- Leagues: Brodie League (2022–2024) FIBA 3x3 (2024–present) Warriors League (2024–present) TGBL (2025–present)
- Founded: 2020; 6 years ago
- Location: Toronto, Canada (2020–2023) Bangkok, Thailand (2023–present)
- Team colours: Red, Black, Grey, White
- Main sponsor: Brodie League (2024–2025)
- Ownership: Kareem Jackson
- Championships: 1: WLT (2025)
- 3x3.EXE titles: 1: R2 - Thailand (2024)

= RawCamp Academy Sharks =

RawCamp Academy Sharks (sometimes stylized as RCA SHARKS.EXE) is a professional men's basketball club based in Toronto, Canada, and Bangkok, Thailand. The team competes in FIBA 3x3 tournaments and has also participated in the Thailand Global Basketball League.

== History ==
RawCamp Academy Sharks was founded in Toronto in 2020, by brothers Kareem Jackson and Malcolm Jackson. Kareem has previously played for Banvas Slammers, Shoot-It Dragons, and Warriors Thailand of the Basketball Thai League. Malcolm played in college for the Centennial College Colts and has represented the Royals United in FIBA 3x3 competitions.

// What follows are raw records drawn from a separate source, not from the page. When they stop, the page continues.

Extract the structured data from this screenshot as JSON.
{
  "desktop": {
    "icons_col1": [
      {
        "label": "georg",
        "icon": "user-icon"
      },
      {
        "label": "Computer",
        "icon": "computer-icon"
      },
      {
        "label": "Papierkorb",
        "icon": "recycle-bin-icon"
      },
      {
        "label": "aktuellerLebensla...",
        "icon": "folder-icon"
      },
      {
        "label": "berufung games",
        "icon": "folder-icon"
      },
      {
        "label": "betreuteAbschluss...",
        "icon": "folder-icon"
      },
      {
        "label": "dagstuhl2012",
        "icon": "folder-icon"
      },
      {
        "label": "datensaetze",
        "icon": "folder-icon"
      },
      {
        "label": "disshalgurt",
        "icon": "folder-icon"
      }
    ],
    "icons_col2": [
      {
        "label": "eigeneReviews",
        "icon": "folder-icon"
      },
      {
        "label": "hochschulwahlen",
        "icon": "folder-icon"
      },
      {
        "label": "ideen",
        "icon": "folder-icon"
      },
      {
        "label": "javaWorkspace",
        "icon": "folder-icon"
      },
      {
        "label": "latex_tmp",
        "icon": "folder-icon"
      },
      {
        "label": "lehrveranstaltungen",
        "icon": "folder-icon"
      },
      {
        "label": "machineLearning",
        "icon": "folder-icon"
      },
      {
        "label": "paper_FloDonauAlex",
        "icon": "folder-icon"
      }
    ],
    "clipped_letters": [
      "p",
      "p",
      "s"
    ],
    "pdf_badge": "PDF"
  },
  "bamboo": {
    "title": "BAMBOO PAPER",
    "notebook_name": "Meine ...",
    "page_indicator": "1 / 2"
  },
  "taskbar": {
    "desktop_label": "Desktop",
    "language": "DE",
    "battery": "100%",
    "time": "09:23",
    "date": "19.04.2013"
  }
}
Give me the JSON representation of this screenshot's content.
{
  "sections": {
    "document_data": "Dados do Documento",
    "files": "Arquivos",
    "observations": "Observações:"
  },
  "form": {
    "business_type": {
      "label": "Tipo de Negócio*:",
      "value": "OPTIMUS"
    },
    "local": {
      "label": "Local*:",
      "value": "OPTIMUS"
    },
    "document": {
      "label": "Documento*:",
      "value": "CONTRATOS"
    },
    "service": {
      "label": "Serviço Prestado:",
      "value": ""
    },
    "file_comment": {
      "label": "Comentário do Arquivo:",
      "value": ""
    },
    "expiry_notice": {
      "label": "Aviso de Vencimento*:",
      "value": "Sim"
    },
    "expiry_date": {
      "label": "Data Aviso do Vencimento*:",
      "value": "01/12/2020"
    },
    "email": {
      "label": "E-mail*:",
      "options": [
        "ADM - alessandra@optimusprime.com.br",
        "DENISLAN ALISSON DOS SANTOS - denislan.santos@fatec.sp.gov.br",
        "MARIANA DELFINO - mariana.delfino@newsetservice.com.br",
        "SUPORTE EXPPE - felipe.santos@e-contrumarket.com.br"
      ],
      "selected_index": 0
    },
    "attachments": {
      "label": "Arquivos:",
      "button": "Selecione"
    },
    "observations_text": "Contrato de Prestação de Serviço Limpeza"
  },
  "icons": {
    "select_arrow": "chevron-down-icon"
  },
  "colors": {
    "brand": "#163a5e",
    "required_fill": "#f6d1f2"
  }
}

In 2025, the RawCamp Academy Sharks went on to win the Warriors League Thailand championship.

==Season by season==

=== League standings ===

| Season | TGBL | WLT | FIBA 3x3 |  | BRL |  |  |  | Ref. |
| ^{Thailand Global Basketball League} | ^{Warriors League Thailand} | ^{3x3.EXE} | ^{RCA3x3} | ^{Winter} | ^{Spring} | ^{Summer} | ^{Autumn} |
| 2023 | — | — | — | — | 2 | 3 | — | 3 | ; |
| 2024 | — | 4 | 4 | 3 | 8 | — | — | — | ; |
| 2025 | 3 | 1 | — | — | — | — | — | — | ; |

=== FIBA 3x3 competition ===

| Season | Tournament | Final | FR | Ref. |
| 2024 | 3x3.EXE PREMIER Round.1 – Thailand | 12th place | 0–2 |  |
| 3x3.EXE PREMIER Round.2 – Thailand | Winner | 4–0 |  |
| 3x3.EXE PREMIER Round.3 – Thailand | 12th place | 0–2 |  |
| 3x3.EXE PREMIER Round.4 – Thailand | 6th place | 1–1 |  |
| 3x3.EXE PREMIER Round.5 – Thailand | 4th place | 2–1 |  |
| 3x3.EXE PREMIER Round.6 – Thailand | 3rd place | 2–1 |  |
| 3x3.EXE PREMIER Round.7 – Thailand | Runner-up | 3–1 |  |
| 3x3.EXE PREMIER Round.8 – Thailand | Runner-up | 3–1 |  |
| RCA3x3 Invitational – Vaughan | 3rd place | 3–1 |  |
| 2025 | — | — | 0–0 | — |

== Community involvement ==

=== RCA3x3: Invitational Tournament ===

==== Summary ====
In summer 2024, RawCamp Academy Sharks began hosting RCA3x3, an annual FIBA-endorsed 3x3 tournament in collaboration with The Foundation Agency. The inaugural tournament took place at Six Park Athletic Centre in Vaughan, Ontario.

==== Results ====

| Year | Location | Venue | Division I |  | Division II |  | Ref. |
| Champions | Runners-up | Champions | Runners-up |
| 2024 | Vaughan | Six Park Athletic Centre | Toronto City Reapers | Toronto 3x3 | Demons 3x3 | Royals United |  |
| 2025 | — | — | — | — | — | — | — |
| 2026 | Vaughan | Six Park Athletic Centre | Québec 3x3 | Toronto 3x3 | *vacated | Royals United |  |

=== Youth & pro player development ===
Coach and team owner Kareem Jackson has been involved with youth and professional player development in Thailand. He provides both individual and group training sessions, often in collaboration with the Warriors Thailand of the Basketball Thai League.